The website is an automated regulatory reference platform with no staff, teams, or offices.

The listings compiled on this site cover technology service providers operating across the United States, organized by service category, delivery model, and functional domain. Each entry reflects publicly verifiable business information drawn from government registries, industry licensing bodies, and standards-recognized classification frameworks. Understanding how these listings are structured — and how to use them alongside complementary reference material — reduces the time required to identify providers that match specific technical, regulatory, or operational requirements.


How to use listings alongside other resources

Directory listings function most effectively when consulted alongside explanatory reference content rather than in isolation. A provider entry supplies identifying details, service scope, and geographic reach, but it does not supply the analytical context needed to evaluate whether a given service type fits a particular compliance posture or procurement standard.

For that analytical layer, the Technology Services Topic Context page explains the regulatory and standards environment in which technology service providers operate, including frameworks published by the National Institute of Standards and Technology (NIST) and classification structures maintained by the North American Industry Classification System (NAICS). NAICS Sector 54 (Professional, Scientific, and Technical Services) and Sector 51 (Information) together cover the dominant categories represented in these listings.

Before querying individual entries, the How to Use This Technology Services Resource page outlines filtering logic, field definitions, and the distinction between verified and self-reported data points. Cross-referencing those explanations against listing fields prevents misreads — for example, confusing a managed service provider (MSP) that resells cloud infrastructure with a cloud-native platform vendor that operates its own infrastructure stack.

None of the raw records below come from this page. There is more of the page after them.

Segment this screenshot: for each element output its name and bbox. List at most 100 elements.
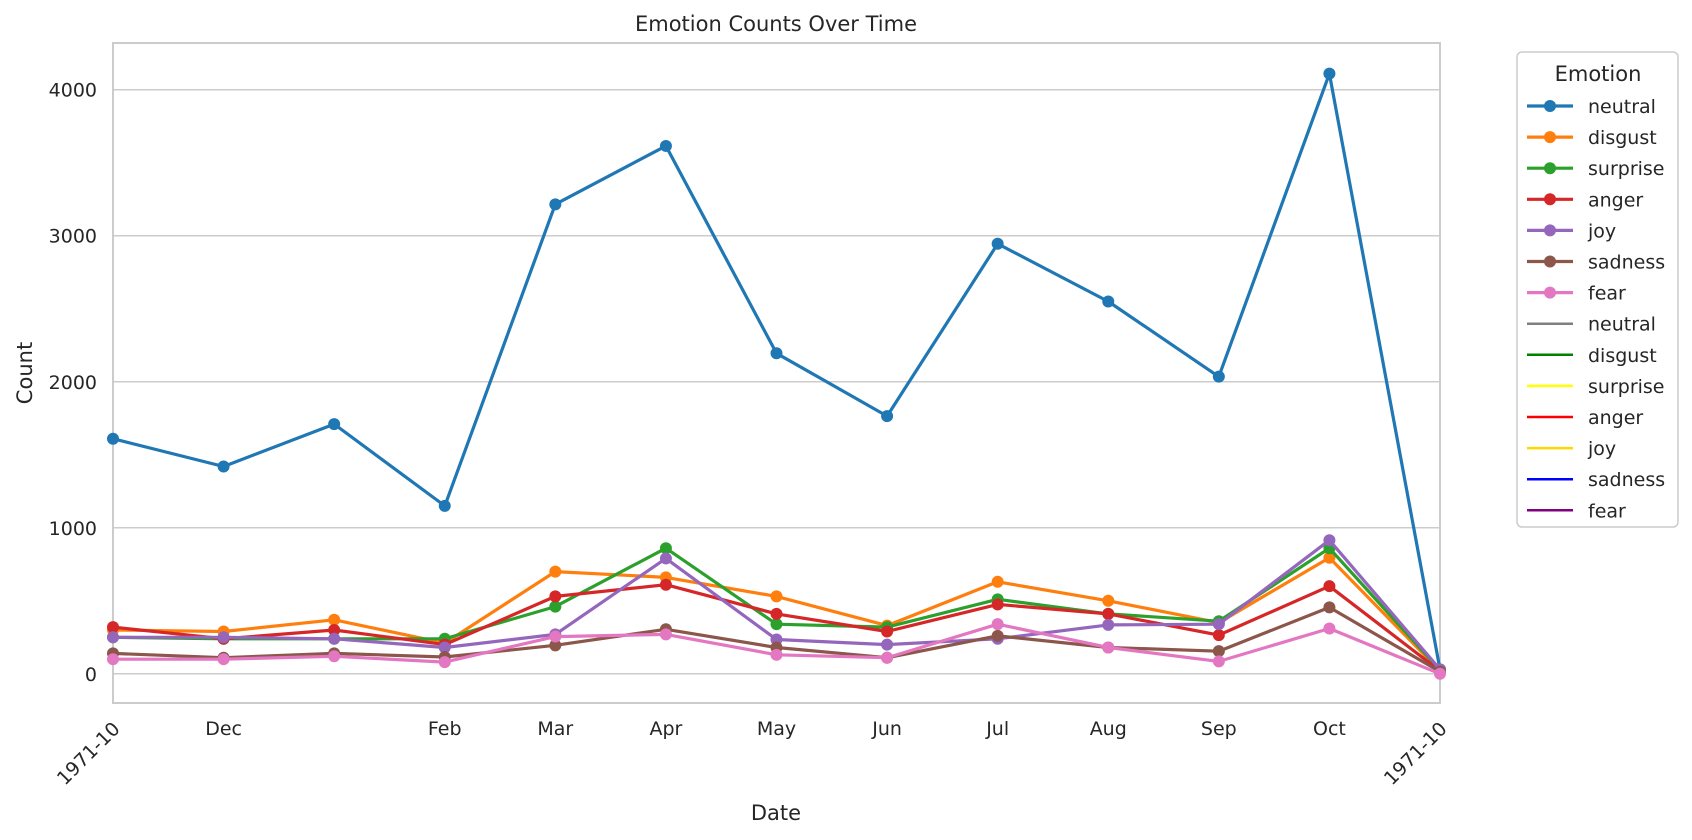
data-point-fear <box>1212 655 1225 668</box>
legend-item-fear: fear <box>1527 283 1626 305</box>
legend: Emotion neutral disgust surprise anger joy sa… <box>1516 51 1679 528</box>
legend-swatch-marker <box>1544 255 1556 268</box>
data-point-anger <box>659 578 672 591</box>
legend-item-joy: joy <box>1527 220 1616 242</box>
data-point-neutral <box>1212 370 1225 383</box>
legend-swatch-marker <box>1544 100 1556 112</box>
data-point-anger <box>107 621 119 634</box>
legend-items: neutral disgust surprise anger joy sadness fea… <box>1527 96 1665 522</box>
legend-item-disgust: disgust <box>1527 127 1657 149</box>
data-point-anger <box>549 590 562 603</box>
data-point-fear <box>881 651 894 664</box>
data-point-fear <box>438 656 451 669</box>
legend-item-sadness: sadness <box>1527 252 1665 274</box>
legend-swatch-marker <box>1544 131 1556 144</box>
legend-label: neutral <box>1588 314 1656 336</box>
data-point-neutral <box>1323 67 1336 80</box>
x-axis-title: Date <box>751 801 801 825</box>
data-point-neutral <box>770 347 783 360</box>
legend-box <box>1516 51 1679 528</box>
legend-label: joy <box>1587 220 1616 242</box>
legend-label: surprise <box>1588 158 1665 180</box>
data-point-anger <box>770 607 783 620</box>
data-point-neutral <box>328 418 341 431</box>
chart-title: Emotion Counts Over Time <box>635 12 917 36</box>
legend-item-anger: anger <box>1527 189 1643 211</box>
legend-swatch-marker <box>1544 193 1556 206</box>
data-point-disgust <box>328 613 341 626</box>
legend-item-surprise: surprise <box>1527 158 1665 180</box>
data-point-neutral <box>549 198 562 211</box>
series-line-neutral <box>112 72 1442 670</box>
legend-item-neutral: neutral <box>1527 96 1656 118</box>
data-point-fear <box>770 648 783 661</box>
legend-label: surprise <box>1588 376 1665 398</box>
data-point-joy <box>1212 618 1225 631</box>
data-point-sadness <box>1212 645 1225 658</box>
x-tick-label: Apr <box>649 718 682 740</box>
legend-label: anger <box>1588 407 1643 429</box>
legend-label: disgust <box>1588 345 1657 367</box>
legend-label: joy <box>1587 438 1616 460</box>
legend-item-joy: joy <box>1527 438 1616 460</box>
data-point-surprise <box>659 542 672 555</box>
legend-label: anger <box>1588 189 1643 211</box>
data-point-anger <box>991 598 1004 611</box>
data-point-anger <box>1212 629 1225 642</box>
data-point-sadness <box>991 629 1004 642</box>
data-point-neutral <box>659 139 672 152</box>
data-point-fear <box>991 618 1004 631</box>
data-point-joy <box>107 631 119 644</box>
data-point-anger <box>881 625 894 638</box>
data-point-disgust <box>770 590 783 603</box>
plot-frame <box>112 42 1441 704</box>
data-point-disgust <box>1102 594 1115 607</box>
data-point-fear <box>217 653 230 666</box>
data-point-sadness <box>1323 601 1336 614</box>
data-point-joy <box>659 552 672 565</box>
legend-label: neutral <box>1588 96 1656 118</box>
x-tick-label: Feb <box>428 718 462 740</box>
data-point-joy <box>1102 618 1115 631</box>
data-point-neutral <box>991 237 1004 250</box>
y-axis-title: Count <box>13 342 37 404</box>
legend-item-surprise: surprise <box>1527 376 1665 398</box>
data-point-joy <box>217 631 230 644</box>
legend-item-fear: fear <box>1527 500 1626 522</box>
legend-title: Emotion <box>1555 62 1642 86</box>
data-point-neutral <box>1102 295 1115 308</box>
y-tick-label: 2000 <box>49 372 97 394</box>
data-point-anger <box>1323 580 1336 593</box>
legend-item-neutral: neutral <box>1527 314 1656 336</box>
data-point-joy <box>1323 534 1336 547</box>
data-point-disgust <box>1323 551 1336 564</box>
x-tick-label: Dec <box>205 718 242 740</box>
data-point-disgust <box>991 575 1004 588</box>
y-tick-labels: 0 1000 2000 3000 4000 <box>49 80 97 686</box>
y-tick-label: 0 <box>85 664 97 686</box>
legend-label: fear <box>1588 500 1626 522</box>
legend-swatch-marker <box>1544 286 1556 299</box>
series-layer <box>107 67 1446 680</box>
data-point-anger <box>1102 607 1115 620</box>
x-tick-label: Jun <box>871 718 902 740</box>
legend-item-sadness: sadness <box>1527 469 1665 491</box>
legend-swatch-marker <box>1544 162 1556 175</box>
data-point-neutral <box>438 499 451 512</box>
data-point-fear <box>107 653 119 666</box>
x-tick-label: Sep <box>1201 718 1237 740</box>
x-tick-label: May <box>757 718 796 740</box>
data-point-sadness <box>549 639 562 652</box>
data-point-joy <box>328 632 341 645</box>
data-point-fear <box>1434 667 1446 680</box>
x-tick-label: 1971-10 <box>53 718 125 790</box>
y-tick-label: 1000 <box>49 518 97 540</box>
data-point-neutral <box>107 432 119 445</box>
y-tick-label: 3000 <box>49 226 97 248</box>
data-point-fear <box>549 630 562 643</box>
legend-label: sadness <box>1588 469 1665 491</box>
x-tick-label: Mar <box>537 718 573 740</box>
legend-label: disgust <box>1588 127 1657 149</box>
data-point-neutral <box>881 410 894 423</box>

How listings are organized

Listings follow a four-tier classification structure:

  1. Primary service domain — The broadest category, aligned to NAICS codes. Examples include IT consulting (NAICS 541512), custom software development (NAICS 541511), data processing and hosting (NAICS 518210), and cybersecurity services (NAICS 541519).
  2. Delivery model — On-premises, cloud-hosted, hybrid, or managed service. This distinction affects procurement timelines, compliance scope under frameworks such as NIST SP 800-53, and contractual liability boundaries.
  3. Customer segment — Enterprise (500+ employees), mid-market (50–499 employees), and small business (fewer than 50 employees), using the Small Business Administration size standards as the reference threshold.
  4. Regulatory alignment — Whether the provider holds documented alignment with a named framework, such as FedRAMP authorization, SOC 2 Type II attestation, HIPAA Business Associate Agreement eligibility, or PCI DSS Level 1 certification.

This four-tier structure differs from flat alphabetical directories. A flat list treats a boutique cybersecurity consultancy and a hyperscale cloud provider as peers; the four-tier model surfaces structural differences before a reader reaches the individual entry.

The Technology Services Directory Purpose and Scope page details the editorial criteria applied during listing review, including why certain provider categories are excluded and how the boundary between a technology product vendor and a technology service provider is drawn for inclusion purposes.


What each listing covers

Each listing contains a standardized set of fields. Not every field applies to every provider type, but the core fields are consistent across all entries:

Listings do not include pricing, performance ratings, client testimonials, or editorial scoring. Those data types introduce subjective variance that conflicts with the reference-grade function of a structured directory. The distinction matters: a procurement officer using this resource to build a vendor shortlist needs comparable factual fields, not ranked recommendations.


Geographic distribution

Technology service providers in these listings operate across all 50 states, with density concentrated in five metropolitan clusters that the Bureau of Labor Statistics Occupational Employment and Wage Statistics (OEWS) program identifies as the highest-employment technology service markets: the San Francisco Bay Area (California), the New York–Newark metropolitan division (New York/New Jersey), the Seattle–Bellevue–Tacoma area (Washington), the Washington–Arlington–Alexandria corridor (DC/Virginia/Maryland), and the Dallas–Fort Worth–Arlington area (Texas).

Listings include providers headquartered outside these clusters, including regional managed service providers serving rural healthcare systems, state and local government agencies, and agricultural operations. The Federal Communications Commission's E-Rate program and USDA ReConnect grant recipients surface as a secondary source for identifying technology service providers active in underserved geographic markets.

Filtering by geography uses the 50-state structure, the four U.S. Census Bureau regional divisions (Northeast, Midwest, South, West), and, where providers specify service boundaries, individual metropolitan statistical areas (MSAs) as defined in the Office of Management and Budget's 2023 delineation update.

National scope rather than attributed to a state of incorporation, since physical primary location location does not constrain their service geography. This distinction follows the framework outlined in the Technology Services Listings classification guide and prevents geographic filters from excluding providers solely because their operational footprint is distributed.